Education today is not about technologized teaching, but about the creation of opportunities for competence construction. More important than teaching is to monitor and guide the students’ behavior and actions. It takes time before a new behavior became automatic. It is a stringent needs to educate students “driven them a deep background that go further than the mere knowledge of ideas and schemas. It is more related with a more radical actions able to improve sensibility, to mound the behavior, deeply affecting all the intellectual abilities of the human being, including the emotional one. A knowledge, or rather a state of being, able to overcome prejudices and misleading beliefs, acting also on the way a problem is faced and experienced” (Gaddi, 2014, p. 186). Thus, education is about a new technology of learning. Can digital textbooks contribute to solve these issues? Let us analyse this approach deeper.

Conceptually, beside the printed textbooks, digital textbook provides not only the content for lessons. The modern lesson, as was emphasized by Rudic (2013), is a manifestation of intellect, emotion, and energy. Furthermore, the lesson is about a modern learning technology with the effect on sustainable lives in next years. The reading text is the main focus of the modern lesson. If the teacher chooses the right methodology for reading according to students’ potential, time and context, the learning outcomes are guaranteed. Indeed, the mechanisms of knowledge are encoded in our brain and includes synapsis, which exchange information and ensure that the flow of data is regulated. All these processes are on the base on conscious, unconscious and subconscious programs. A program is a plan of actions aimed at accomplishing a clear business objective, with details on what work is to be done, by whom, when, and what means or resources will be used. Each program include algorithms. An algorithm is a set of rules to be following in problem-solving operations. Each algorithm has a number pf patterns and metapatterns. A pattern is a rule, which expresses a relationship between a context, a problem and a solution. A metapattern represents a pattern of patterns, which could include context and time.
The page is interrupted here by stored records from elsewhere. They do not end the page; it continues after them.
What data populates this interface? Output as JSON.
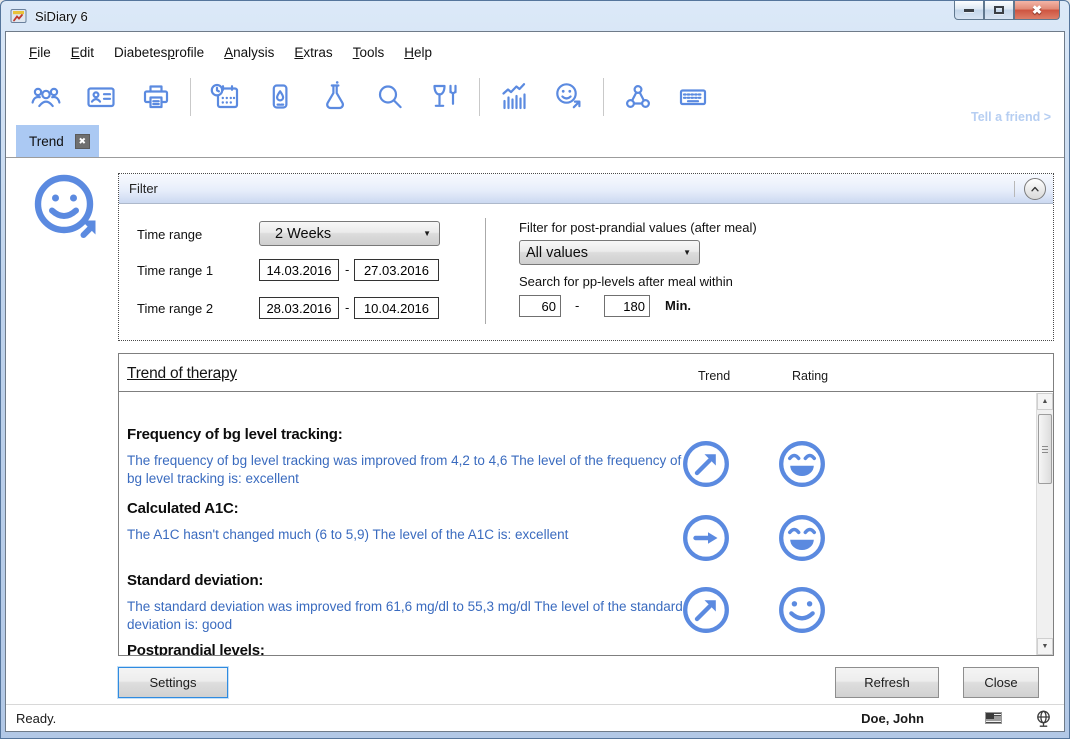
{
  "window": {
    "title": "SiDiary 6",
    "controls": [
      "minimize",
      "maximize",
      "close"
    ]
  },
  "menu": {
    "items": [
      {
        "pre": "",
        "key": "F",
        "post": "ile"
      },
      {
        "pre": "",
        "key": "E",
        "post": "dit"
      },
      {
        "pre": "Diabetes",
        "key": "p",
        "post": "rofile"
      },
      {
        "pre": "",
        "key": "A",
        "post": "nalysis"
      },
      {
        "pre": "",
        "key": "E",
        "post": "xtras"
      },
      {
        "pre": "",
        "key": "T",
        "post": "ools"
      },
      {
        "pre": "",
        "key": "H",
        "post": "elp"
      }
    ]
  },
  "toolbar": {
    "icons": [
      "users-icon",
      "contact-card-icon",
      "printer-icon",
      "calendar-clock-icon",
      "glucose-meter-icon",
      "lab-flask-icon",
      "search-icon",
      "nutrition-icon",
      "statistics-icon",
      "trend-smiley-icon",
      "share-icon",
      "keyboard-icon"
    ],
    "tell_a_friend": "Tell a friend >"
  },
  "tabs": [
    {
      "label": "Trend"
    }
  ],
  "filter": {
    "title": "Filter",
    "time_range_label": "Time range",
    "time_range_value": "2 Weeks",
    "time_range1_label": "Time range 1",
    "time_range1_from": "14.03.2016",
    "time_range1_to": "27.03.2016",
    "time_range2_label": "Time range 2",
    "time_range2_from": "28.03.2016",
    "time_range2_to": "10.04.2016",
    "range_separator": "-",
    "pp_filter_label": "Filter for post-prandial values (after meal)",
    "pp_filter_value": "All values",
    "pp_search_label": "Search for pp-levels after meal within",
    "pp_min": "60",
    "pp_max": "180",
    "pp_unit": "Min."
  },
  "trend_table": {
    "title": "Trend of therapy",
    "col_trend": "Trend",
    "col_rating": "Rating",
    "rows": [
      {
        "title": "Frequency of bg level tracking:",
        "description": "The frequency of bg level tracking was improved from 4,2 to 4,6 The level of the frequency of bg level tracking is: excellent",
        "trend": "up-right",
        "rating": "laugh"
      },
      {
        "title": "Calculated A1C:",
        "description": "The A1C hasn't changed much (6 to 5,9) The level of the A1C is: excellent",
        "trend": "right",
        "rating": "laugh"
      },
      {
        "title": "Standard deviation:",
        "description": "The standard deviation was improved from 61,6 mg/dl to 55,3 mg/dl The level of the standard deviation is: good",
        "trend": "up-right",
        "rating": "smile"
      },
      {
        "title": "Postprandial levels:",
        "description": "",
        "trend": "",
        "rating": ""
      }
    ]
  },
  "buttons": {
    "settings": "Settings",
    "refresh": "Refresh",
    "close": "Close"
  },
  "statusbar": {
    "status": "Ready.",
    "user": "Doe, John"
  },
  "colors": {
    "accent_blue": "#5b8ae0",
    "text_blue": "#3a6bbf",
    "tab_bg": "#abc9f3",
    "tell_a_friend": "#b6cef2"
  }
}
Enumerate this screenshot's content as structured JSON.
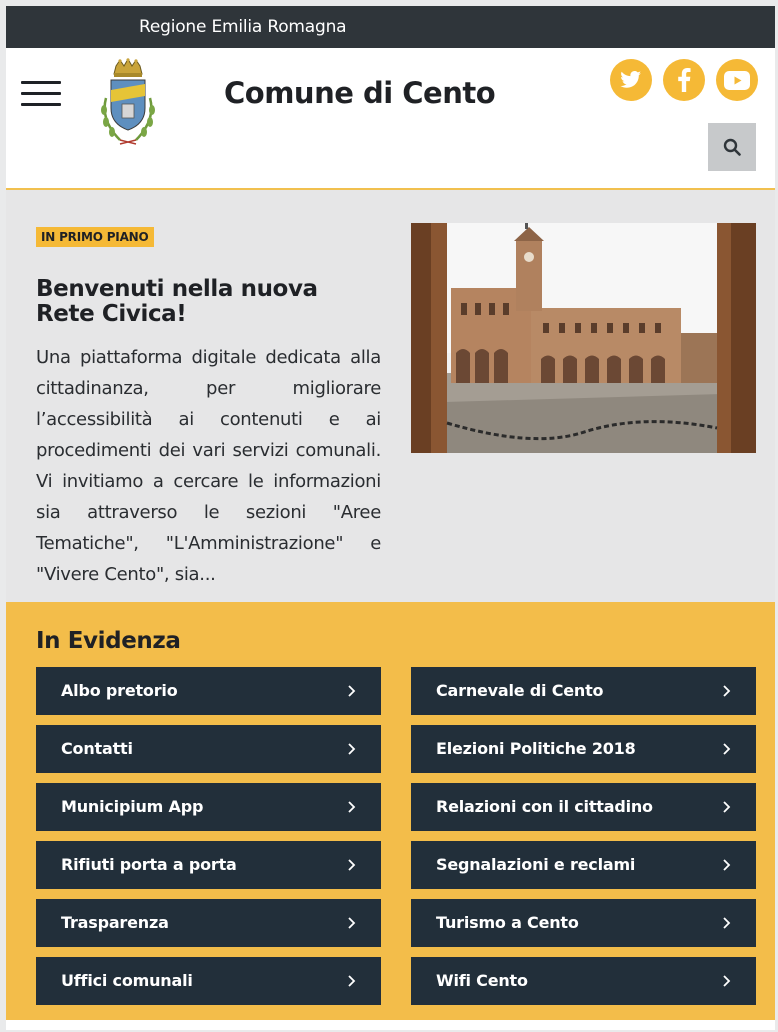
{
  "topbar": {
    "region": "Regione Emilia Romagna"
  },
  "header": {
    "site_title": "Comune di Cento",
    "icons": [
      "menu-icon",
      "twitter-icon",
      "facebook-icon",
      "youtube-icon",
      "search-icon"
    ]
  },
  "colors": {
    "dark": "#2f353a",
    "accent": "#f5b936",
    "tile": "#222f3a",
    "band": "#f3bd4a"
  },
  "feature": {
    "badge": "IN PRIMO PIANO",
    "title": "Benvenuti nella nuova Rete Civica!",
    "text": "Una piattaforma digitale dedicata alla cittadinanza, per migliorare l’accessibilità ai contenuti e ai procedimenti dei vari servizi comunali. Vi invitiamo a cercare le informazioni sia attraverso le sezioni \"Aree Tematiche\", \"L'Amministrazione\" e \"Vivere Cento\", sia..."
  },
  "evidenza": {
    "title": "In Evidenza",
    "items": [
      "Albo pretorio",
      "Carnevale di Cento",
      "Contatti",
      "Elezioni Politiche 2018",
      "Municipium App",
      "Relazioni con il cittadino",
      "Rifiuti porta a porta",
      "Segnalazioni e reclami",
      "Trasparenza",
      "Turismo a Cento",
      "Uffici comunali",
      "Wifi Cento"
    ]
  }
}
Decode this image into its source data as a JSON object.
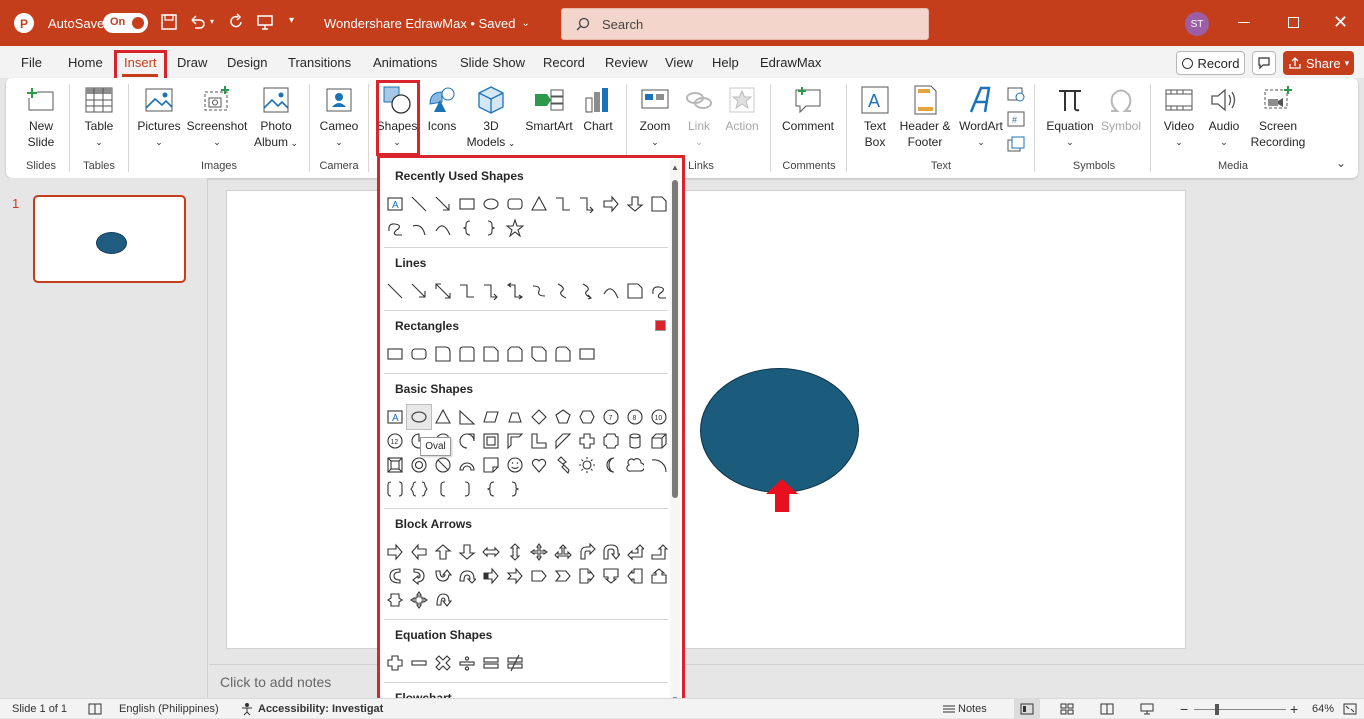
{
  "titlebar": {
    "autosave_label": "AutoSave",
    "autosave_state": "On",
    "doc_title": "Wondershare EdrawMax • Saved",
    "search_placeholder": "Search",
    "user_initials": "ST",
    "brand_color": "#c43e1c"
  },
  "tabs": {
    "items": [
      "File",
      "Home",
      "Insert",
      "Draw",
      "Design",
      "Transitions",
      "Animations",
      "Slide Show",
      "Record",
      "Review",
      "View",
      "Help",
      "EdrawMax"
    ],
    "active": "Insert",
    "record_label": "Record",
    "share_label": "Share"
  },
  "ribbon": {
    "buttons": {
      "new_slide": "New Slide",
      "table": "Table",
      "pictures": "Pictures",
      "screenshot": "Screenshot",
      "photo_album": "Photo Album",
      "cameo": "Cameo",
      "shapes": "Shapes",
      "icons": "Icons",
      "models_3d": "3D Models",
      "smartart": "SmartArt",
      "chart": "Chart",
      "zoom": "Zoom",
      "link": "Link",
      "action": "Action",
      "comment": "Comment",
      "text_box": "Text Box",
      "header_footer": "Header & Footer",
      "wordart": "WordArt",
      "equation": "Equation",
      "symbol": "Symbol",
      "video": "Video",
      "audio": "Audio",
      "screen_recording": "Screen Recording"
    },
    "groups": {
      "slides": "Slides",
      "tables": "Tables",
      "images": "Images",
      "camera": "Camera",
      "links": "Links",
      "comments": "Comments",
      "text": "Text",
      "symbols": "Symbols",
      "media": "Media"
    }
  },
  "gallery": {
    "sections": {
      "recent": "Recently Used Shapes",
      "lines": "Lines",
      "rectangles": "Rectangles",
      "basic": "Basic Shapes",
      "block_arrows": "Block Arrows",
      "equation": "Equation Shapes",
      "flowchart": "Flowchart"
    },
    "tooltip": "Oval"
  },
  "slides_pane": {
    "slide_number": "1"
  },
  "notes_placeholder": "Click to add notes",
  "statusbar": {
    "slide_info": "Slide 1 of 1",
    "language": "English (Philippines)",
    "accessibility": "Accessibility: Investigat",
    "notes": "Notes",
    "zoom": "64%"
  },
  "colors": {
    "highlight_red": "#d9232d",
    "oval_fill": "#1b5c7c",
    "arrow_red": "#e8101e"
  }
}
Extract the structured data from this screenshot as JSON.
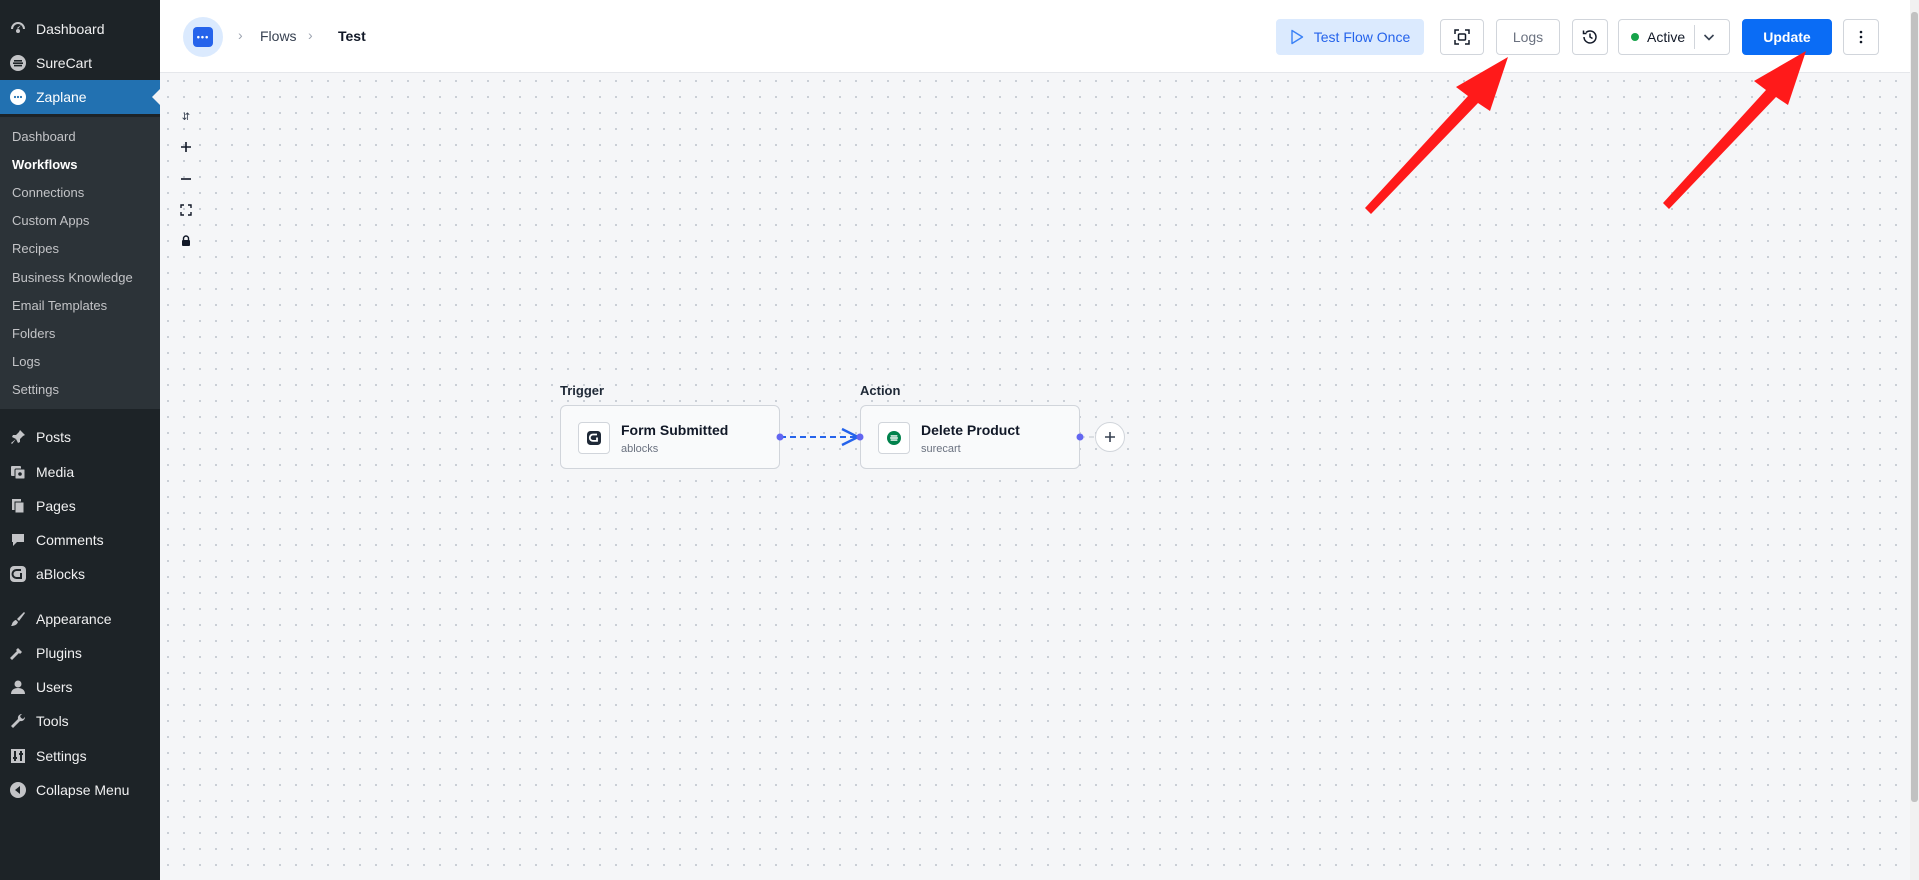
{
  "sidebar": {
    "top_items": [
      {
        "label": "Dashboard",
        "icon": "dashboard-icon"
      },
      {
        "label": "SureCart",
        "icon": "surecart-icon"
      },
      {
        "label": "Zaplane",
        "icon": "zaplane-icon"
      }
    ],
    "submenu": [
      "Dashboard",
      "Workflows",
      "Connections",
      "Custom Apps",
      "Recipes",
      "Business Knowledge",
      "Email Templates",
      "Folders",
      "Logs",
      "Settings"
    ],
    "bottom_items": [
      {
        "label": "Posts",
        "icon": "pin-icon"
      },
      {
        "label": "Media",
        "icon": "media-icon"
      },
      {
        "label": "Pages",
        "icon": "pages-icon"
      },
      {
        "label": "Comments",
        "icon": "comment-icon"
      },
      {
        "label": "aBlocks",
        "icon": "ablocks-icon"
      },
      {
        "label": "Appearance",
        "icon": "brush-icon"
      },
      {
        "label": "Plugins",
        "icon": "plug-icon"
      },
      {
        "label": "Users",
        "icon": "user-icon"
      },
      {
        "label": "Tools",
        "icon": "wrench-icon"
      },
      {
        "label": "Settings",
        "icon": "settings-icon"
      },
      {
        "label": "Collapse Menu",
        "icon": "collapse-icon"
      }
    ]
  },
  "header": {
    "breadcrumb": [
      "Flows",
      "Test"
    ],
    "test_flow_label": "Test Flow Once",
    "logs_label": "Logs",
    "status_label": "Active",
    "update_label": "Update"
  },
  "flow": {
    "trigger": {
      "section": "Trigger",
      "title": "Form Submitted",
      "app": "ablocks"
    },
    "action": {
      "section": "Action",
      "title": "Delete Product",
      "app": "surecart"
    }
  },
  "colors": {
    "sidebar_bg": "#1d2327",
    "accent": "#0a6cf5",
    "status_active": "#16a34a",
    "annotation_arrow": "#ff1a1a"
  }
}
The concept of pattern in learning object is not in itself a very novel idea. The research was shown (Goertzel, Pennachin & Geisweiller, 2014, p. 78) that the concept of pattern is presented in the works of Charles Peirce, Daniel Dennett, Douglas Hofstadter, Benjamin Whorf and Gregory Bateson. The meta- pattern is defined as pattern which connects. In such perspective a pattern is defined as representation as something simpler. Thus, for example, if one measure simplicity in terms of bitcount, then a program compressing an image would be a pattern in that image. But, if one uses a simplicity measure incorporated run-time as well as bot-count, then the compressed version may or not may be a pattern in the image, depending on how one’s simplicity measure weights the two factors.

On the other hand, as was argued in (Toussaint & Toussaint, 2014, p. 293), without patterns life would not merely be meaningless, but would probably not exist at all. Not surprisingly the word pattern features prominently in virtually all domains of knowledge, but even so, most books and articles which contain the word assume that the reader must be familiar with its meaning, and hence do not bother to define it.